35 percent of New Zealanders surveyed in the study saw China as a major threat or threat – up from 22 percent the previous year.
But the survey was conducted in late October and early November 2020 – which means it will not have taken into account any of the many China-related headlines since then, including:
China's announcement last November that it would impose tariffs of up to 200 percent against Australian wine exports
Trade minister Damien O'Connor's comments – later softened – in January that Australia needed to "show respect" to China
Foreign minister Nanaia Mahuta's remark that she was unwilling to sign up to future 'Five Eyes' statements criticising China
Jacinda Ardern's warning in May that differences with Beijing were becoming "harder to reconcile"
The widely-publicised Australian '60 Minutes' TV programme which asked whether New Zealand was becoming 'New Xi-Land' and the subsequent Queenstown summit between Scott Morrison and Jacinda Ardern, where China dominated discussions
Reports that the retirements of former MPs Raymond Huo and Jian Yiang were organised in a deal between Labour and National after concerns from intelligence services were raised about the pair's connections with the Chinese government
Joe Biden ordering an intelligence investigation into the origins of COVID-19, after media reports suggested there was growing evidence that it could have come from a Chinese lab
The trends revealed by the Asia NZ Foundation survey echo a deterioration in perceptions of China from other Western countries recorded by the Pew Research Center in 2020.
That study found that 81 percent of Australians viewed China in unfavourable terms –an increase of 24 percentage points over the previous year. Nearly all of the 14 Western countries included in the survey recorded unfavourability scores of over 70 percent.
However, it would be wrong for the NZ government to breathe a sigh of relief that the Asia NZ Foundation's figures are not at the same level.
Throughout the first half of 2021, Wellington has been trying to strike a balanced position on China that would keep both Beijing and traditional Western partners happy.
But the new survey findings are a reminder that the government also needs to pay attention to voter sentiment regarding China as it continues to walk this diplomatic tightrope.
While anti-China sentiment was on the rise even before COVID-19 in other countries – particularly the United States and Australia – it is largely a new development for New Zealand.
Previously, successive NZ governments had been able to ride a wave of optimism towards China – driven by an export boom.

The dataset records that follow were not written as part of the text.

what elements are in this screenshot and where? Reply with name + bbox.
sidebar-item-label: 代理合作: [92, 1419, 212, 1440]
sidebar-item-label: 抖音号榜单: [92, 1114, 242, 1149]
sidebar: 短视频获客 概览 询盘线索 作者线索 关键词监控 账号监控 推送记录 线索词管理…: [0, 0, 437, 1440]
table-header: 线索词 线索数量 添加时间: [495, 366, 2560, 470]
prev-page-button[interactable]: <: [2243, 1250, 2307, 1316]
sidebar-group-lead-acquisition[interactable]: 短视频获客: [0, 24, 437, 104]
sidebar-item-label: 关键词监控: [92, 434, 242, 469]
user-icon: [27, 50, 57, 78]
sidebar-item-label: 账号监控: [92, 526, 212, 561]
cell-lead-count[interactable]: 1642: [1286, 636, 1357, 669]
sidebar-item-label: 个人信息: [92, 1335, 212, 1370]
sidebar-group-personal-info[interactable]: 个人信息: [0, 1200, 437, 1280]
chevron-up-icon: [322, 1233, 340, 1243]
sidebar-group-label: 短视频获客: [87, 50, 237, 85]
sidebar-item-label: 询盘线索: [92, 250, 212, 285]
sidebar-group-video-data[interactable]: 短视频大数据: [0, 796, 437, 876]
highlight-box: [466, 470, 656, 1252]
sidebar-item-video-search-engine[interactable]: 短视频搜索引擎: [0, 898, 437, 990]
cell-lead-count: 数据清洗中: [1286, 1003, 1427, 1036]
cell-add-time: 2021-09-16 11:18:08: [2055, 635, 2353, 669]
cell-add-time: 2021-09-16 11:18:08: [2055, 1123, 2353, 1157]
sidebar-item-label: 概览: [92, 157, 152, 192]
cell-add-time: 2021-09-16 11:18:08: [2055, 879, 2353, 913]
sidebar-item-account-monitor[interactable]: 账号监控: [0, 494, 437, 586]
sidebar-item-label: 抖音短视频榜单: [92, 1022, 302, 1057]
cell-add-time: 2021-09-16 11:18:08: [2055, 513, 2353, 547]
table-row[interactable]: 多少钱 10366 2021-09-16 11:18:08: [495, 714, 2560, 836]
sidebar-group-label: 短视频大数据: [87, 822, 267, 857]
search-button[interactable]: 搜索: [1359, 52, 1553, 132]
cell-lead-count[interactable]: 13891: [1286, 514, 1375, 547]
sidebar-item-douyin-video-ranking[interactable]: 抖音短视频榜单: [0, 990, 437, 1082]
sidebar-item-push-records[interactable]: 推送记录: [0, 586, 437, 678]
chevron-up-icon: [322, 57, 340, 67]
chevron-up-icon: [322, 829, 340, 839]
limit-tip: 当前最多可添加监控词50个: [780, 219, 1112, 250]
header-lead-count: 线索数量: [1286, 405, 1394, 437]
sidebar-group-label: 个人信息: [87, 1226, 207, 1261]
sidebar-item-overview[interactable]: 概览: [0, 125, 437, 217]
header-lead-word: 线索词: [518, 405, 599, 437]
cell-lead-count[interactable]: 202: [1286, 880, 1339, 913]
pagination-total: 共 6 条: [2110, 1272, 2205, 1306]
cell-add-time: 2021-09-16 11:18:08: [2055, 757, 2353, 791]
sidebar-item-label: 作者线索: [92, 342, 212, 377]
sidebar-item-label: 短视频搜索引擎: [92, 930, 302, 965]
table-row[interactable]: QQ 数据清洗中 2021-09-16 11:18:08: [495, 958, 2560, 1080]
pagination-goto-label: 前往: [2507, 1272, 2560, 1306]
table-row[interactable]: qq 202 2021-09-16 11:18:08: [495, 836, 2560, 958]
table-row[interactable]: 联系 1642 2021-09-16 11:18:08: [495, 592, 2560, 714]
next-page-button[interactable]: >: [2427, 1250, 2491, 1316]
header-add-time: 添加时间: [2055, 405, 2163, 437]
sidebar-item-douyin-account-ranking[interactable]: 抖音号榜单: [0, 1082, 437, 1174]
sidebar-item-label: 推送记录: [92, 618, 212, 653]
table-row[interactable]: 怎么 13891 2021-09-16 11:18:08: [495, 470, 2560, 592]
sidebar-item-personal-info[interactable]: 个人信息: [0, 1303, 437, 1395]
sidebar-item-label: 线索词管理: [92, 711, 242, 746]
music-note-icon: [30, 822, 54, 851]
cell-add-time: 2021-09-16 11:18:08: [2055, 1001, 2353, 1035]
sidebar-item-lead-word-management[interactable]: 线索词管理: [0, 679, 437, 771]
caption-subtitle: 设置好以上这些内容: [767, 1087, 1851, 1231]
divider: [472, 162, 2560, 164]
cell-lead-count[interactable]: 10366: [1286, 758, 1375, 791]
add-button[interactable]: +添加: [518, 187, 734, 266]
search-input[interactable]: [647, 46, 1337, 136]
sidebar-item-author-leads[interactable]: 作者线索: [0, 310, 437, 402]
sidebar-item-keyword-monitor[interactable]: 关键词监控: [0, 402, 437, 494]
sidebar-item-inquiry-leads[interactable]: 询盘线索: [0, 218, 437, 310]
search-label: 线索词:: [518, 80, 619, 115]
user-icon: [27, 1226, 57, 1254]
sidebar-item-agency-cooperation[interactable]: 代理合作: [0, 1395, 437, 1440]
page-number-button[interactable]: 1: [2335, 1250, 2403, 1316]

But the Asia NZ findings show that sentiment towards China deteriorated sharply in 2020, despite high Chinese demand for NZ's primary products helping to shield New Zealand from the worst of the pandemic's after-effects.
For now, it is true that Wellington's relationship with Beijing is in a markedly better state than Canberra's. Australia's relationship with China has been going downhill at a rapid pace ever since Scott Morrison called for an investigation into the origins of Covid-19 in April 2020.
But the wider debate over the state of the NZ-China relationship that been developing in 2021 – and an ever-growing number of negative headlines on China – mean that voter sentiment is likely to deteriorate even further.
Geoffrey Miller is an international analyst at the Democracy Project. He has lived and travelled extensively in the Middle East and is a fluent Arabic speaker.